Las Vegas, America's fastest growing city, and site of ULI's Fall Meeting, was built on big dreams, cheap land, cheap gas and abundant water. So an article in yesterday's Washington Post caught my eye. The article, "Warming May Exacerbate Global Water Conflicts," made several key points: First, global warming will intensify droughts. And it will intensify flooding, but in totally different places.
According to Stephen Schneider, editor of the journal Climatic Change and a lead author of the authoritative Intergovernmental Panel in Climate Change (IPCC), in places "where the atmosphere is configured to have high pressure and droughts, global warming will mean long dry periods." According to the IPCC, that means drying out in areas such as the Middle East, North Africa, South Australia and the U.S. Southwest.
These will not be small droughts.

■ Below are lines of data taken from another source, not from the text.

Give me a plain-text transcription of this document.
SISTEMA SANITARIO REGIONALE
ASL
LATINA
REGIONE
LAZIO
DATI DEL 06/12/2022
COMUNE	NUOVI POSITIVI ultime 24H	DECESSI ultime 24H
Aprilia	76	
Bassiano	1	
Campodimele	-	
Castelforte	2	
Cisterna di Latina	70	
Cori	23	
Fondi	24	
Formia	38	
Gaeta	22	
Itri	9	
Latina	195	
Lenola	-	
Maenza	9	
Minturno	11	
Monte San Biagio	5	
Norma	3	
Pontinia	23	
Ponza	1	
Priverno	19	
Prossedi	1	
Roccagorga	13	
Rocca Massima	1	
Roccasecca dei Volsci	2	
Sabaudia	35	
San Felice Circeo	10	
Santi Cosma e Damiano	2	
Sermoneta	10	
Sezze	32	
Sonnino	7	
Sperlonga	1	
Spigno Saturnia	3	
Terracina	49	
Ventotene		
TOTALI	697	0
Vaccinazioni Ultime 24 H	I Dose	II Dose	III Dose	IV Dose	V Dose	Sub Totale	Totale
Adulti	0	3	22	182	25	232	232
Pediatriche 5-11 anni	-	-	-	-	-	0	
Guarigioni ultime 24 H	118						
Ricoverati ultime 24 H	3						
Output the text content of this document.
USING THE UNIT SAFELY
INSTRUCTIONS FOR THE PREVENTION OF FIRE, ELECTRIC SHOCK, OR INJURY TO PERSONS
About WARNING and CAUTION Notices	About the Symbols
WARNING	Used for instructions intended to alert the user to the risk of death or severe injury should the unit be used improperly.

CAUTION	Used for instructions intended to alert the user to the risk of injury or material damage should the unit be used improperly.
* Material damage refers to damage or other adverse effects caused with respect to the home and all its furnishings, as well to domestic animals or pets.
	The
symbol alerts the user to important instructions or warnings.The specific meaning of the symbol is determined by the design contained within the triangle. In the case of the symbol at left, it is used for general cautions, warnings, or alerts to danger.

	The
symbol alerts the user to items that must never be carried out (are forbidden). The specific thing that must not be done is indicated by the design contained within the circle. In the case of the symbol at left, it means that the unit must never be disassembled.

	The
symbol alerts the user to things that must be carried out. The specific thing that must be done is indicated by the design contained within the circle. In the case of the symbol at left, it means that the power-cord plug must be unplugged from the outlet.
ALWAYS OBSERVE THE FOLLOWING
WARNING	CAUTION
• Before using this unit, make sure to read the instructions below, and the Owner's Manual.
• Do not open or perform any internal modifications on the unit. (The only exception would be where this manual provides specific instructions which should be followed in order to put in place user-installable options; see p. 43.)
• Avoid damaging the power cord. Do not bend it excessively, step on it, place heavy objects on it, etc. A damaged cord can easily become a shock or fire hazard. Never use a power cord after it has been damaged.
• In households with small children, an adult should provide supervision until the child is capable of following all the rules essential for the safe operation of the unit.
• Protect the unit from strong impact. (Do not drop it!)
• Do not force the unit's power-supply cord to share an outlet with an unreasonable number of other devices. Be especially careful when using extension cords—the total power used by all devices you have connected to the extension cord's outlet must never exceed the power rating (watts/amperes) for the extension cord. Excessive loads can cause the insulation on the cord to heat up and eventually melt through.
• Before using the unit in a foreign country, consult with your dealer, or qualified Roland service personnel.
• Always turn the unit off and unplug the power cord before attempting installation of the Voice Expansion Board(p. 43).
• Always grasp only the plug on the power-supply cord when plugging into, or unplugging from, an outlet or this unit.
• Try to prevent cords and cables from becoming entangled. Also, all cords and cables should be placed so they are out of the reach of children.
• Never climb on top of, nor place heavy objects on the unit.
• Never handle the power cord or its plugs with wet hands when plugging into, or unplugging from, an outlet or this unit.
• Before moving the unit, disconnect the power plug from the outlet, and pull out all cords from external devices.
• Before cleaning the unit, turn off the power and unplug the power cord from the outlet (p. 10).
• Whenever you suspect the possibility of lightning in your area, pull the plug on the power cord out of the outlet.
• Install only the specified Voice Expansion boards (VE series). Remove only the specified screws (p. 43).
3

Richard Seager, a senior researcher at the Lamont-Dougherty Earth Observatory at Colombia University says that "19 different computer models of future trends, predict that sometime before 2050, the Southwest will be gripped in a dry spell akin to the Dust Bowl drought," which lasted through most of the 1930s.
Whoa! If this is true, and indications are that drought is already gripping the Southwest, then freewheeling Las Vegas is headed for big trouble.

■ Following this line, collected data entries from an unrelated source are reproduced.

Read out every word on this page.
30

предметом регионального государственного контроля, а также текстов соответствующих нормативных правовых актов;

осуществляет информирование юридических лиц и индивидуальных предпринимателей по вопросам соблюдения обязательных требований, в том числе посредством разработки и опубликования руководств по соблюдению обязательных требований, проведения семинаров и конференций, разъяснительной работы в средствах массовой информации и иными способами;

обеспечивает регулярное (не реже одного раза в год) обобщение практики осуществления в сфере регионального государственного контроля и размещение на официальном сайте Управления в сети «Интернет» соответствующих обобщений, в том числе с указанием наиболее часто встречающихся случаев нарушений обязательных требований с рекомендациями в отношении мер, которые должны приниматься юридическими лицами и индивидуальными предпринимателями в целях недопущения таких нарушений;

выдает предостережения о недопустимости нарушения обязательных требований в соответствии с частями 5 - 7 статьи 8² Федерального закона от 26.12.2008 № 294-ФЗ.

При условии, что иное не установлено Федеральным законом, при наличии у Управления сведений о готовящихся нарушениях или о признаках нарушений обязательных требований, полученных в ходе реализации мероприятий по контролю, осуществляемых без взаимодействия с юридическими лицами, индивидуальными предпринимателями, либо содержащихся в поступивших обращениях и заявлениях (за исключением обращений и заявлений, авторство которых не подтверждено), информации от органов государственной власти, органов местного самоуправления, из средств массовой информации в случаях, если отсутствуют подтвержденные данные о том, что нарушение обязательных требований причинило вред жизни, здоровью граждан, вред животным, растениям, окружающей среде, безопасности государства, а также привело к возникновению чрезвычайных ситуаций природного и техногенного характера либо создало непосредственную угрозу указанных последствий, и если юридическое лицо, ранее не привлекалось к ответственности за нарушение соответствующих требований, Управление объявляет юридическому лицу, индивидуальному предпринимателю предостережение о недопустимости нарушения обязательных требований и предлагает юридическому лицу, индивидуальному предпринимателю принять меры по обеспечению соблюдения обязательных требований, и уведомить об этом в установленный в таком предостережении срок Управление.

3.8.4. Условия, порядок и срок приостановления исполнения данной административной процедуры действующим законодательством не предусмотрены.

The once mighty Colorado River which supplies most of Las Vegas' water is already looking sickly. The reservoirs of both Lake Mead and Lake Powell have sunk to historic lows -- so low, in fact, that the pumps that supply Las Vegas will be above the water line in less than three years according to the Southern Nevada Water Authority.
Yet growth pressures and housing demand in Las Vegas have not abated. Demographers predict that Greater Las Vegas will add 1 million more residents in the next ten years, reaching a population of 3 million by 2010.
Water is not the only problem. Las Vegas is also running out of land, hemmed in by mountains, national parks, military bases, Indian Reservations and endangered species habitat. Developers who 15 years ago paid less than $40,000 an acre are now paying more than $300,000 an acre. In a 2006 auction of public land, a developer paid $639 million for 2,655 acres.
To survive in a new world of limited land, rising gas prices and diminishing water supply, Las Vegas is going to have to become a national model for green building, smart growth and low-impact, sustainable design. Living in a desert has always been a challenge, but the realities of geography and global warming are going to force Las Vegas to go green or suffer the consequences.











As a planner in San Diego, I agree that water is going to be the big issue in the coming years. The various water authorities that draw from the Colorado River have been exceeding their allotments for years already. Green building and alternative landscaping is going to be key, and convincing the municipal powers that be to incorporate these measures strongly into General Plans and Development Standards has got to be a major priority of planners throughout the country.